The test JavaScript file we give you (cs142-test-project2.js) declares numerous symbols in the global JavaScript namespace. For example, after the script is loaded the symbol p1Message appears in the global namespace. Another JavaScript file would then be able to access and change p1Message. Change cs142-test-project2.js to use the standard JavaScript module pattern using an anonymous function to hide symbols in the global namespace yet keep the same checking functionality.

Style Points (5 points)

These points will be awarded if your JavaScript code for the problems above is clean, readable, and JSHint warning-free.

Useful Hints

  • In JavaScript, the convention for checking equality/inequality is === and !==, instead of == and !=.
  • When running JSHint, make sure the .jshintrc (hidden file) is present, or JSHint will throw an error. You can use the command ls -a (dir /a in a Windows command line) to view all the files in your current directory, including hidden files.
  • When moving files around, make sure to do that using the command line. Dragging/dropping files usually does not move hidden files which is a common reason for students missing their .jshintrc file.
  • The requirement that your solution to Problem 2 support multiple simultaneous uses of cs142MakeMultiFilter means that you should not be using global variables to store the currentArray state.
  • In problem 3, you only need to address symbols created by the test file. Also, you will need to leave the variable cs142Project2Results as a global (i.e., property on the window object) so that you can continue to run the tests using the run-tests-using-node.js script.

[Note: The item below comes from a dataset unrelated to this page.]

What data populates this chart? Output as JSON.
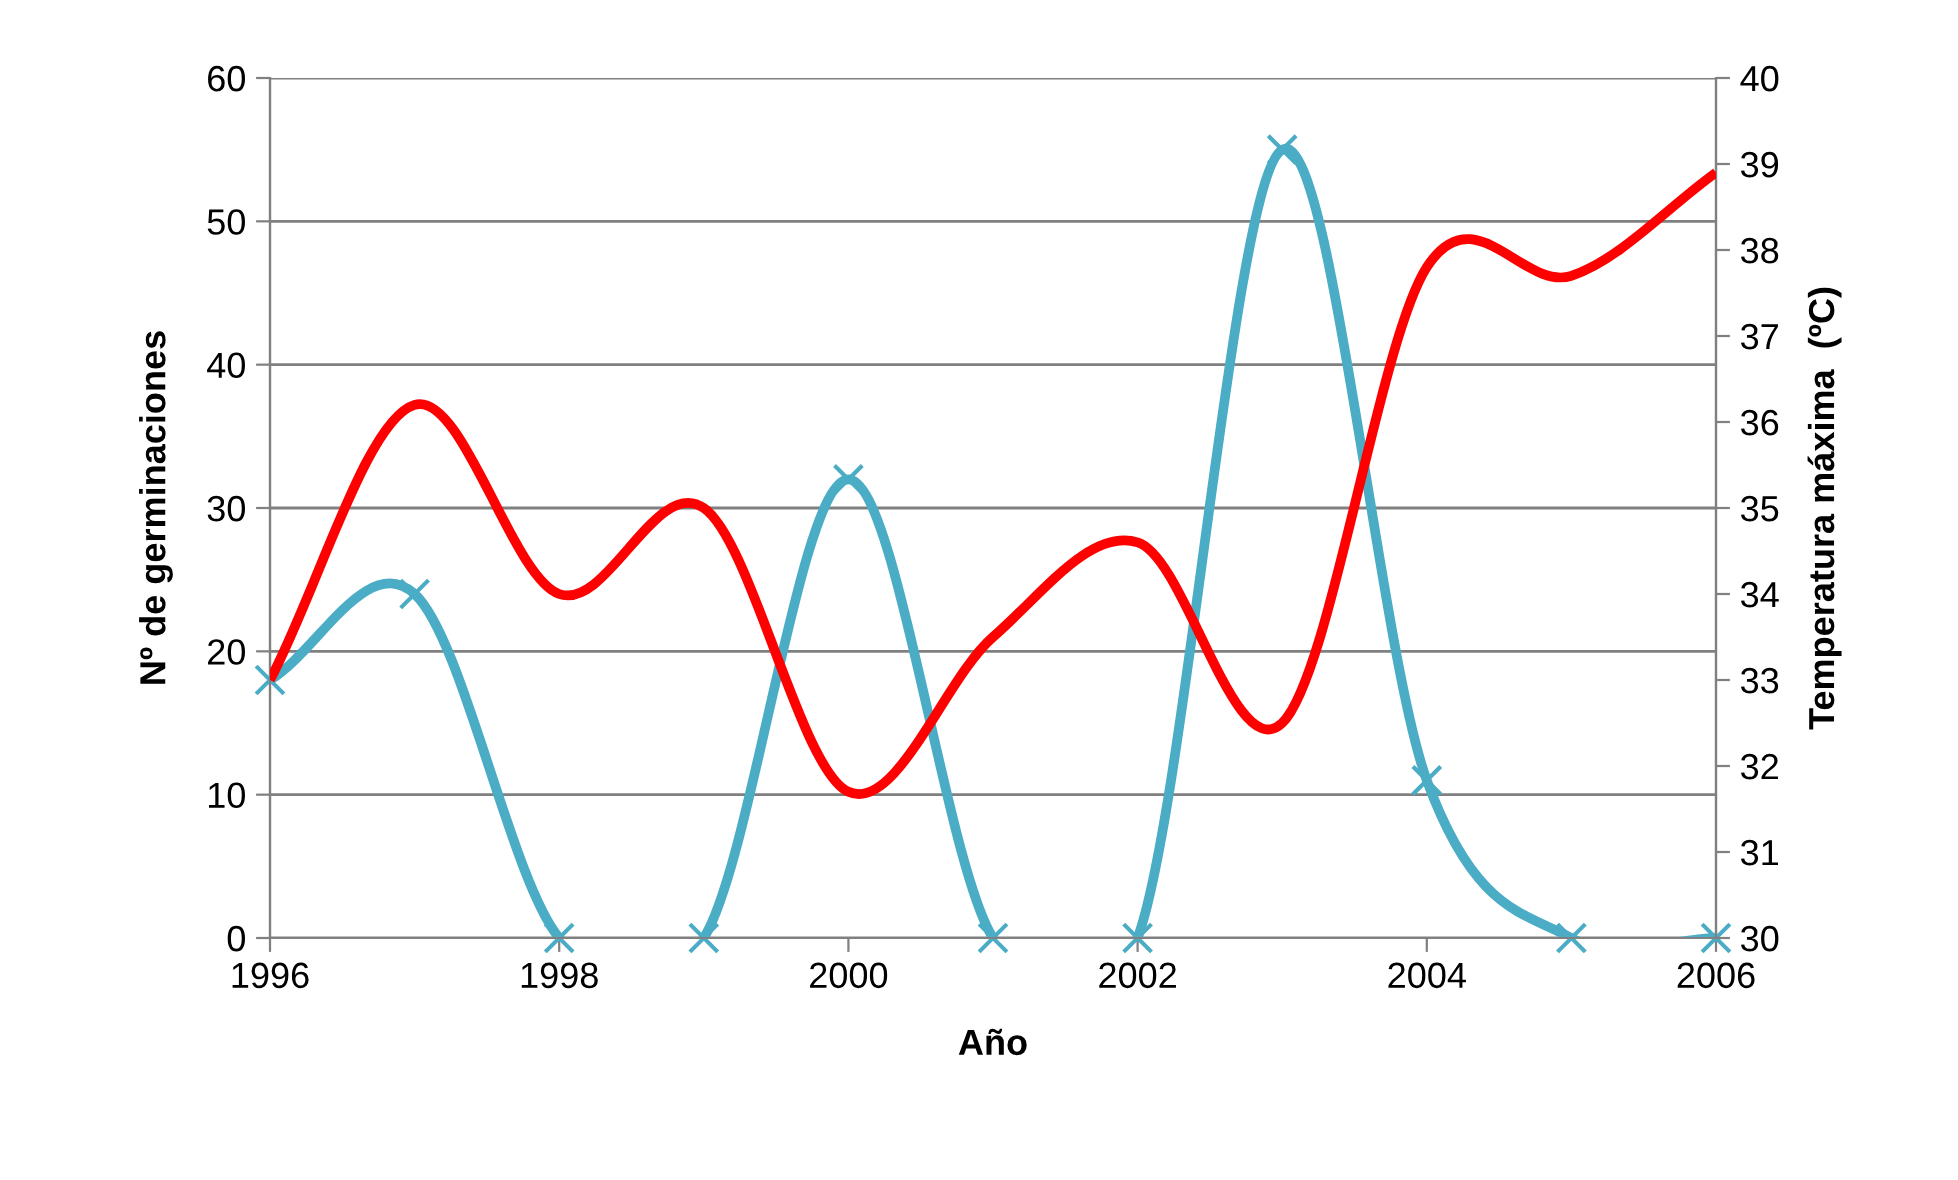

Use the standard class submission mechanism to submit the project2 directory. This directory should include the starter files we gave you along with code files you created or modified for the problems including cs142-make-multi-filter.js, cs142-template-processor.js, cs142-test-project2.js, and cs142-test-project2.html. Make sure your submission runs npm run jshint and npm test with no errors.